Filed in the U.S. District Court for the Southern District of New York on August 1, the complaint accuses Napster’s parent companies — Rhapsody International and Infinite Reality — of a year-long pattern of missed payments, even as the platform collected subscription fees from “millions of paying users.” Sony claims Napster’s licenses were formally terminated this summer, yet the service kept streaming its catalog.
“Defendants have continued to reproduce, distribute, publicly perform and otherwise exploit Sony Music Entertainment’s sound recordings on Napster, without any legal right to do so,” Sony’s legal team wrote.
If true, it’s the kind of move that fits a familiar Napster pattern: pushing the boundaries of what’s legal in music distribution until the lawyers come knocking.
To understand why this lawsuit feels like déjà vu, you have to go back to June 1, 1999 — when Napster launched as a peer-to-peer file-sharing service created by Shawn Fanning and Sean Parker. The platform exploded in popularity almost overnight, becoming synonymous with free MP3 swapping and music piracy. Major labels and the RIAA pounced, suing the company into the ground by 2001. Napster filed for bankruptcy the next year.
That should have been the end. Instead, the Napster name has been sold, rebranded, and repackaged over the years — but the reputation for skating the legal line has lingered, regardless of who’s owned it. Even under later “legit” incarnations, Napster has faced accusations of slow or missing royalty payments, questionable reporting, and broken promises to artists and rights holders.

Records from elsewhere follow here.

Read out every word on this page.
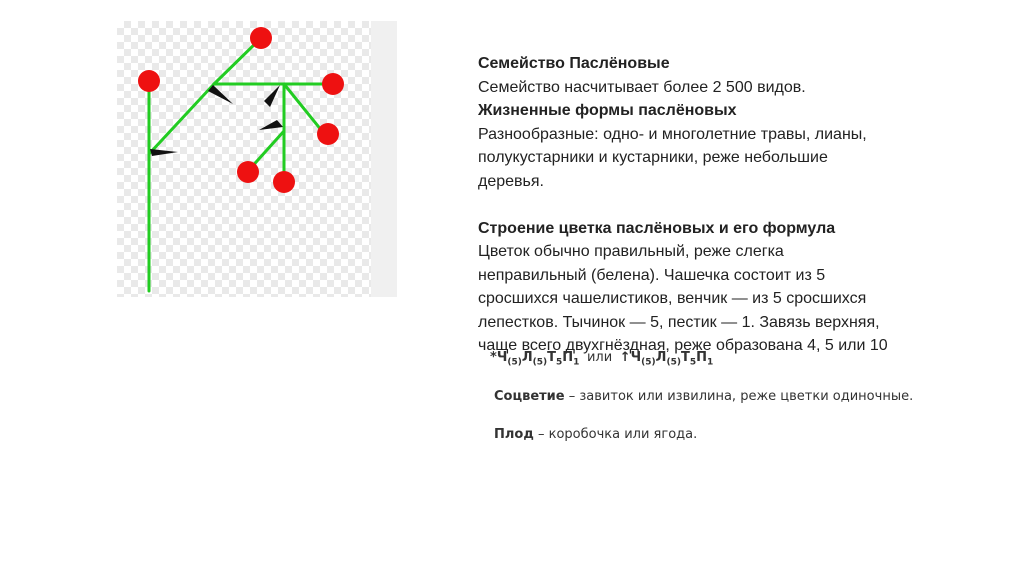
Семейство Паслёновые

Семейство насчитывает более 2 500 видов.

Жизненные формы паслёновых

Разнообразные: одно- и многолетние травы, лианы,

полукустарники и кустарники, реже небольшие

деревья.

Строение цветка паслёновых и его формула

Цветок обычно правильный, реже слегка

неправильный (белена). Чашечка состоит из 5

сросшихся чашелистиков, венчик — из 5 сросшихся

лепестков. Тычинок — 5, пестик — 1. Завязь верхняя,

чаще всего двухгнёздная, реже образована 4, 5 или 10

$*Ч_{(5)}Л_{(5)}Т_5П_1$ или $↑Ч_{(5)}Л_{(5)}Т_5П_1$
Соцветие – завиток или извилина, реже цветки одиночные.
Плод – коробочка или ягода.
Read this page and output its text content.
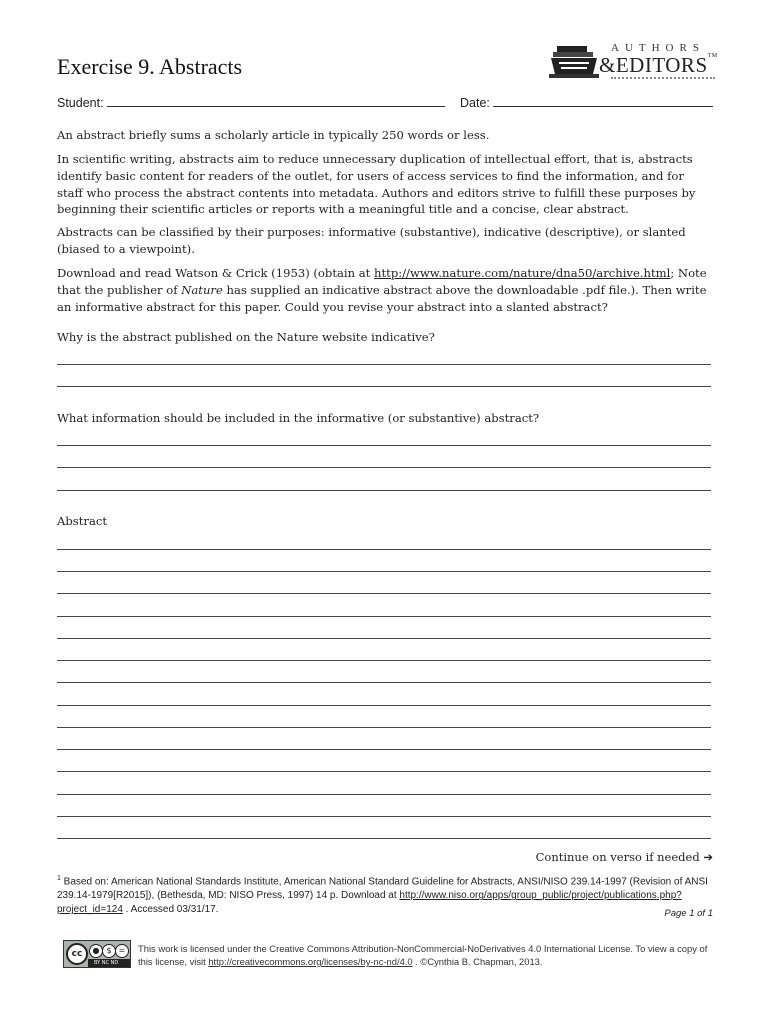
Exercise 9. Abstracts
AUTHORS
&EDITORS™
Student:	Date:
An abstract briefly sums a scholarly article in typically 250 words or less.
In scientific writing, abstracts aim to reduce unnecessary duplication of intellectual effort, that is, abstracts identify basic content for readers of the outlet, for users of access services to find the information, and for staff who process the abstract contents into metadata. Authors and editors strive to fulfill these purposes by beginning their scientific articles or reports with a meaningful title and a concise, clear abstract.
Abstracts can be classified by their purposes: informative (substantive), indicative (descriptive), or slanted (biased to a viewpoint).
Download and read Watson & Crick (1953) (obtain at http://www.nature.com/nature/dna50/archive.html; Note that the publisher of Nature has supplied an indicative abstract above the downloadable .pdf file.). Then write an informative abstract for this paper. Could you revise your abstract into a slanted abstract?
Why is the abstract published on the Nature website indicative?
What information should be included in the informative (or substantive) abstract?
Abstract
Continue on verso if needed ➔
$^1$ Based on: American National Standards Institute, American National Standard Guideline for Abstracts, ANSI/NISO 239.14-1997 (Revision of ANSI 239.14-1979[R2015]), (Bethesda, MD: NISO Press, 1997) 14 p. Download at http://www.niso.org/apps/group_public/project/publications.php?project_id=124 . Accessed 03/31/17.	Page 1 of 1
cc	● $ =
BY NC ND
This work is licensed under the Creative Commons Attribution-NonCommercial-NoDerivatives 4.0 International License. To view a copy of this license, visit http://creativecommons.org/licenses/by-nc-nd/4.0 . ©Cynthia B. Chapman, 2013.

While Shawn Fanning faded from the spotlight, co-founder Sean Parker went on to become one of tech’s most influential behind-the-scenes players. After a stint at Facebook, Parker spotted a new opportunity to “do Napster legally” when he discovered a small Swedish startup called Spotify in 2009.
Parker invested $15 million, joined Spotify’s board, and helped negotiate crucial licensing deals with major labels — including the same industry titans that once sued him. He was also instrumental in Spotify’s 2011 U.S. launch, announcing a high-profile partnership with Facebook that turbocharged its growth.
Critics argue Parker’s influence helped enshrine the current streaming royalty model — one that pays fractions of a cent per play and leaves independent artists struggling to make a living. Ironically, it’s a model now at the center of disputes like Sony’s latest lawsuit against Napster.
In March 2025, Napster was acquired by Infinite Reality for $207 million, just weeks after the company closed a $3 billion funding round. Backers include Steve Aoki, Imagine Dragons, NBA star Rudy Gobert, and tennis player Taylor Fritz.
According to Sony, the acquisition should have triggered their right to terminate Napster’s licenses, but they agreed to keep the deal in place if Napster followed a payment plan to clear its $9.2 million debt. Not only did Napster allegedly skip those payments, Sony claims it kept streaming their music without permission.
For all the ownership changes and rebranding efforts, Napster still can’t seem to outrun its origin story — a company that made its name by breaking the rules, then tried to reinvent itself without fully abandoning the habits that got it famous in the first place.
Now, with the threat of tens of millions in damages hanging over its head, Napster faces yet another high-stakes courtroom battle. The only difference? This time, it’s not the piracy that’s in question — it’s whether the so-called “legit” Napster ever really learned to play fair.